Sunday, February 26, 2012

January Books Two:The Other Side

You thought I was gonna make an "Electric Boogaloo" lame-o joke.  Yeah.

I don't like reading outside.  At all.  I walk around outside, get bored, then go inside and read.  If I read outside, what am I gonna do inside, walk around?  Okay, back to business.

4. Uncle Vanya by Anton Chekov

The first play of the marathon.  A lot of fretting about and indecision, and ultimately you get to know these people and realize they act like people, not characters.  I didn't think I could criticize Chekov, and I can't, but I admit I don't understand what all the fuss is about--all that means is I don't understand.  I will someday, I hope, but for now this was an enjoyable comedy of manners I blew through rapidly.  I'm reading a book of his stories, and they are as good as advertised.  Don't really get them either.

5. A Christmas Carol by Charles Dickens

I hope to read more Dickens, but since I'm trying to blast through as many slim books early on in the year to get some numbers on the board, this one got gobbled up.  A century of movie and TV versions that all seem perfectly accurate made this one a bit of a drag, but it has that mix of darkness and hope against all rationality characteristic of the fat novels.  Needed a sex scene.
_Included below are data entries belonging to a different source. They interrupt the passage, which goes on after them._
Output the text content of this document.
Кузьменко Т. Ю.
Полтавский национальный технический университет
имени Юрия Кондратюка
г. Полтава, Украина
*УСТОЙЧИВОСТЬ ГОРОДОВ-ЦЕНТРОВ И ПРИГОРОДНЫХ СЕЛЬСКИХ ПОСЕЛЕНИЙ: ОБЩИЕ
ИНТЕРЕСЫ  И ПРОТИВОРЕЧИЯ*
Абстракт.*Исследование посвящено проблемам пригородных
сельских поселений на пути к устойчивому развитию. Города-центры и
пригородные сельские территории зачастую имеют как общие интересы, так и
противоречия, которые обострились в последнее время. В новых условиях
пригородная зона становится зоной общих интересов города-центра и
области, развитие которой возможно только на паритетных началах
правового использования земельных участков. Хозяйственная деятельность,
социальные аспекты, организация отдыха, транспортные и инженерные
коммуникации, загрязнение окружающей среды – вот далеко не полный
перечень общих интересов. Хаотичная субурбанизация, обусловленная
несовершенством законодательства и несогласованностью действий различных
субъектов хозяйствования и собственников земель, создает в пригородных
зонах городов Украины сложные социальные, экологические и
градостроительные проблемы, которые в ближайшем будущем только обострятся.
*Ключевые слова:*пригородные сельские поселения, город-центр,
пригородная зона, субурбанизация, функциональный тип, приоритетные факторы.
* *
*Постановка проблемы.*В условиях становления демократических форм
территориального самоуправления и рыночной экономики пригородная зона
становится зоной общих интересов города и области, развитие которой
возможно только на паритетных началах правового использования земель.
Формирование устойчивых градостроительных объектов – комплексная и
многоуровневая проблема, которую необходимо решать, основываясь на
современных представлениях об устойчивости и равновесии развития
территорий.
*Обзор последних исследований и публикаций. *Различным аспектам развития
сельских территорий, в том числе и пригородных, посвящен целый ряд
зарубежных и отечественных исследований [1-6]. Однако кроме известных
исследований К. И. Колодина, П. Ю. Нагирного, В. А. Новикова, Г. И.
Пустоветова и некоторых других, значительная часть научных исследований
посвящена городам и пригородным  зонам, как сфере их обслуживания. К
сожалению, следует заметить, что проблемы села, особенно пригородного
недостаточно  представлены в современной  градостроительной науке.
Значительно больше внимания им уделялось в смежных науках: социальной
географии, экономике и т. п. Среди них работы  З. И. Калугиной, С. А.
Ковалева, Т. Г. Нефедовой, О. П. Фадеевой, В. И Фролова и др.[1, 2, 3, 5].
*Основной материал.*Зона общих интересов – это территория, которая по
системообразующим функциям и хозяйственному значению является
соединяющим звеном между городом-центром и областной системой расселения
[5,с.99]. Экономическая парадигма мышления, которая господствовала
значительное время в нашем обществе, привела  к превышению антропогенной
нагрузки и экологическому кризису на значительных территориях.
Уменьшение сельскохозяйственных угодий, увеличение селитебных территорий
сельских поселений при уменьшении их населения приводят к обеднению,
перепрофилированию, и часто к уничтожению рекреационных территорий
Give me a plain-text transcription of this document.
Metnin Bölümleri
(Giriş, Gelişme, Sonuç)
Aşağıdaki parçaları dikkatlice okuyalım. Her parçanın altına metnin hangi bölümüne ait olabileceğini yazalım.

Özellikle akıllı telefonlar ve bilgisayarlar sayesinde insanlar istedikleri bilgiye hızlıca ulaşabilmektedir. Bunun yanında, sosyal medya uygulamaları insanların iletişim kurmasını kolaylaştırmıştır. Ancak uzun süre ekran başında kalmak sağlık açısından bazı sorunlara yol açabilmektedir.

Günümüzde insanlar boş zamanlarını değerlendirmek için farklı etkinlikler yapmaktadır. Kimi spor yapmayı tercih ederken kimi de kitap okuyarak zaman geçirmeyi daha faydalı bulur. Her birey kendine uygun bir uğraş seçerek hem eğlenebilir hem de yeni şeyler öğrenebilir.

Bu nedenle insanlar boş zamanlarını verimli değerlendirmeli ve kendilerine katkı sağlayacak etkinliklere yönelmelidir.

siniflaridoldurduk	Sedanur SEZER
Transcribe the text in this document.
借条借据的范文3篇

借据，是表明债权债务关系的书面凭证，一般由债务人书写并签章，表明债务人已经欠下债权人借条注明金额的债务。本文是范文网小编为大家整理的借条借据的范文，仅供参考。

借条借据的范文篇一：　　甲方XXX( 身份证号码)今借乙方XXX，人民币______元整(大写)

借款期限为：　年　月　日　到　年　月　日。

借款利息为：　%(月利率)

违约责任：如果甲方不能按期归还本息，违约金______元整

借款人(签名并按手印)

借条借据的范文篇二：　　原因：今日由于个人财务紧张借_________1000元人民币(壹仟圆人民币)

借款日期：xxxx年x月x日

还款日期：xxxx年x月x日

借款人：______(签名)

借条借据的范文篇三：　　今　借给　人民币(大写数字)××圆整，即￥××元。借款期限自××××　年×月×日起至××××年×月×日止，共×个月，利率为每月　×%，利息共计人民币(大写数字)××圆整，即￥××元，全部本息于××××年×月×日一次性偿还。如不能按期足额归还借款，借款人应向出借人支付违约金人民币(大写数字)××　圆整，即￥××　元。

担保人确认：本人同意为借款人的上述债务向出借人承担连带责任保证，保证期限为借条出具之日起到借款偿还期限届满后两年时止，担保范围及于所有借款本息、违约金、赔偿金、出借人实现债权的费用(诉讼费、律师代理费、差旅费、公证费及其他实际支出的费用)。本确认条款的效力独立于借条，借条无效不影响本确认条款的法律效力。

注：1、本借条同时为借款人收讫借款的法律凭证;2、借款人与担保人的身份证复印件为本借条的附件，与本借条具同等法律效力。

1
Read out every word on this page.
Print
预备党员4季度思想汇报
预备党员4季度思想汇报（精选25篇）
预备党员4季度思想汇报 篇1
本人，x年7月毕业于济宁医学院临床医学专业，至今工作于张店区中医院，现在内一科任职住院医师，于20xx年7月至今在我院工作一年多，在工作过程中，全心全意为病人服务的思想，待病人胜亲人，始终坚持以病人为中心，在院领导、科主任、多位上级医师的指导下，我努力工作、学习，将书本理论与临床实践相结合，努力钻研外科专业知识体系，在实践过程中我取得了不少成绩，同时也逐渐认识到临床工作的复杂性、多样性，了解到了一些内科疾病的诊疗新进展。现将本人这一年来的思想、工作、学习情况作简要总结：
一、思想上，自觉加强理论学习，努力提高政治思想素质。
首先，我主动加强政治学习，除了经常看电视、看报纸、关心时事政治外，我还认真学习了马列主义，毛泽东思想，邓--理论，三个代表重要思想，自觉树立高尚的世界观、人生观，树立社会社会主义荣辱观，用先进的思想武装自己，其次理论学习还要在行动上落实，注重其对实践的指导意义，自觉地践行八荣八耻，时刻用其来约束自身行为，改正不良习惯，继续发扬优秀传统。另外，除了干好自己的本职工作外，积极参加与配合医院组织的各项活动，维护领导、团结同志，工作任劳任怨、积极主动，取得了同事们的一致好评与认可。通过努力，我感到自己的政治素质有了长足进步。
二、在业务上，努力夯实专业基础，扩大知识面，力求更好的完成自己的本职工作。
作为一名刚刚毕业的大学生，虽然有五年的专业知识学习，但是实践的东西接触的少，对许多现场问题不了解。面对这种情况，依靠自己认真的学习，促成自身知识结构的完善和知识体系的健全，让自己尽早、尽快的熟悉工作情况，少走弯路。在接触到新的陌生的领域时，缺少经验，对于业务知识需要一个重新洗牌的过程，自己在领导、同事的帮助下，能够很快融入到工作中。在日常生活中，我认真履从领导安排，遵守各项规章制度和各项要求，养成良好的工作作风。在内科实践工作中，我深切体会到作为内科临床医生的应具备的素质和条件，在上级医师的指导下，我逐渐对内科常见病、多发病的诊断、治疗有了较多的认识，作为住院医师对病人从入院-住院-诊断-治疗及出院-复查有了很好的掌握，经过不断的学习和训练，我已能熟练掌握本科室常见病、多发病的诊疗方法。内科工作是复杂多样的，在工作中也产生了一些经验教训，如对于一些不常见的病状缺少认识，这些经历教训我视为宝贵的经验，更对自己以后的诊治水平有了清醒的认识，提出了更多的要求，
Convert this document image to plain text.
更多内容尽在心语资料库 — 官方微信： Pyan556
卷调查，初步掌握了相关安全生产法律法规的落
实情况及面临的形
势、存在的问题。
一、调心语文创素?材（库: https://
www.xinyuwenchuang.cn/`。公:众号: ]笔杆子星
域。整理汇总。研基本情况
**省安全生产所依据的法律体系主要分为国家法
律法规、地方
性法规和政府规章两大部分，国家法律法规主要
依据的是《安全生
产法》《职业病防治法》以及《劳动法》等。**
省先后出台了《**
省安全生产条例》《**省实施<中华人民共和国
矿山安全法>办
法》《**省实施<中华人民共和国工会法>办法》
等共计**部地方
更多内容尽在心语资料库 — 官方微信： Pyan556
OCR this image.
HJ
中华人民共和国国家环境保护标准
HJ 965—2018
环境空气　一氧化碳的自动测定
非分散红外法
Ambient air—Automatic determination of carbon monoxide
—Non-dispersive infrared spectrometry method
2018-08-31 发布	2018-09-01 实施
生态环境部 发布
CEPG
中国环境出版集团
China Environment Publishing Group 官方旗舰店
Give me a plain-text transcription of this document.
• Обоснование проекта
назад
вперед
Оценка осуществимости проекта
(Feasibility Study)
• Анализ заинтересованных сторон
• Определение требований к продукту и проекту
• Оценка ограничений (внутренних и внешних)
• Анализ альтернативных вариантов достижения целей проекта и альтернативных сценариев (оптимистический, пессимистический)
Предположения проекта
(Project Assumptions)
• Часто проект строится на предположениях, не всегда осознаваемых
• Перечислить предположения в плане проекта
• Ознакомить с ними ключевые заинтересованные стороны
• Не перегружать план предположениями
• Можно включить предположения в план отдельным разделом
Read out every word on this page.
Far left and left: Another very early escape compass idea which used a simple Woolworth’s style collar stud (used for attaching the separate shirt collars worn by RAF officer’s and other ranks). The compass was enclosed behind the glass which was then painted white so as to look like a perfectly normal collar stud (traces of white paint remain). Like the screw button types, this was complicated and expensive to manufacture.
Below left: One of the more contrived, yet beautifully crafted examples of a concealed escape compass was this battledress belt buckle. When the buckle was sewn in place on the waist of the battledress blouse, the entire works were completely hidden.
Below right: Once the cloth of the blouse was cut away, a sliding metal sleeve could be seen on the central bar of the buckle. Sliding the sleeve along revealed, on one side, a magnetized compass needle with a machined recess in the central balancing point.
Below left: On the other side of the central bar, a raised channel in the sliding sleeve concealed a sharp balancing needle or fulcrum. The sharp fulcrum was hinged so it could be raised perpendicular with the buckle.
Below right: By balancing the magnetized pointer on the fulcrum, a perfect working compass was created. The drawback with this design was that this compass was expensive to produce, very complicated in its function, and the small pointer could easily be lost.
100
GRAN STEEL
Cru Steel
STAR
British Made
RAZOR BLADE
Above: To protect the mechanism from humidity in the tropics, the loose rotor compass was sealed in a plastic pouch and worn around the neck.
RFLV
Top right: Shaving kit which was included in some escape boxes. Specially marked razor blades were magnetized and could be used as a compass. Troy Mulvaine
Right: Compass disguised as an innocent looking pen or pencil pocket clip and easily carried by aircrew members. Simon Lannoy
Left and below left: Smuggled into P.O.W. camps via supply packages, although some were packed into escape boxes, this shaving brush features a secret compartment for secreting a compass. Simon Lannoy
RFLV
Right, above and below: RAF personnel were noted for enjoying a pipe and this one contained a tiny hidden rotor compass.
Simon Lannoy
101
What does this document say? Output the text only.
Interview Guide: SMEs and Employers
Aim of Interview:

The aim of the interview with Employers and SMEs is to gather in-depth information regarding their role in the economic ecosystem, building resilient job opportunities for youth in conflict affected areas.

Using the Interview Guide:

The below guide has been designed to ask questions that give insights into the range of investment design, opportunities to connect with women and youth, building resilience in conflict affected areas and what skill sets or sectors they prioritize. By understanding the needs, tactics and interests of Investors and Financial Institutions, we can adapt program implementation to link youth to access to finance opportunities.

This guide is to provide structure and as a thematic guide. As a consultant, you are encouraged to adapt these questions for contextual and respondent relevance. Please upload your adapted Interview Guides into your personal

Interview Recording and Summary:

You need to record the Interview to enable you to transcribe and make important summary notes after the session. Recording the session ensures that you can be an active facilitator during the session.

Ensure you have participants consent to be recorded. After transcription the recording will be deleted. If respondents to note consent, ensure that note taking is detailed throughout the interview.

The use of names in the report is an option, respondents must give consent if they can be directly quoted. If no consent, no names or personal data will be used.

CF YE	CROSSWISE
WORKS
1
6. Cosmicomics by Italo Calvino

Some very funny imagery, and my favorite story is about the family that waits for the moon to drift by so this one slow brother can climb up and walk around.  A weird little love story, that one.  By the midway point I got the joke and it was slower going, but this one left me with plenty of imagery to carry away.

I haven't worked out the spacing on this yet, so it may get dicey.  Just so you know the page isn't being stretched by a nearby wormhole.

7. The Big Kerplop! by Bertrand Brindley

The original Mad Scientist's Club adventure.  The first book was one I really enjoyed as a kid.  This one was aimed at an older audience, and is a YA novel, not a collection of adventures.  Good deliniation of a small town, and characters who aren't nerds yet appreciate brains and intellience.  The two earlier collections are superior.

8. The Best Short Stories of J. G. Ballard by who the hell do you think?

Now we're picking up speed.  I've read Ballard novels and short stories over the years but these are the very best.  Ballard's stories about giant cities (the citizens are never outside, just moving around using intra-building transportation), deserted NASA sites and the running down of things are original, bleak and thought-provoking.  I suppose anything from a blob of chewed gum to an inappropriate fart is thought-provoking, but these left me with a sense of the end of life being something always there within life, and you can't mope about it, so just get on with sweeping the sand out of the hotel room.

It has to be said that when people like Ballard came along, Asimov and the like began their decline, their scifi tuff looking pretty thin and without connection to the reader's actual emotions and thoughts about life.  A neat laser pistol won't help you deal with a crappy job and a bump on your crotch.

I'm never gonna finish this.  I'll be typing these notes up a year after I read book #970 (my estimate of how far I'll get with this--as of today.  Watch this space!).

9. The Golden Gizmo by Jim Thompson

Supposedly one of Thompson's many poor novels, written during one of those vacations from neighborliness that grew like mushrooms throughout his life.  A salesman in L.A., a woman controlled by an ex-Nazi, betrayal from the one you least expect--moved at a rapid clip and ended with a bang.  I liked it!  Wheee!  That probably made the ghost of Thompson sad, when I typed 'Wheee!" in a comment on his work.

10. The Digger's Game by George V. Higgins

More Eddie Coyle-ish fun from Mr. Boston Happiness.  Wheee!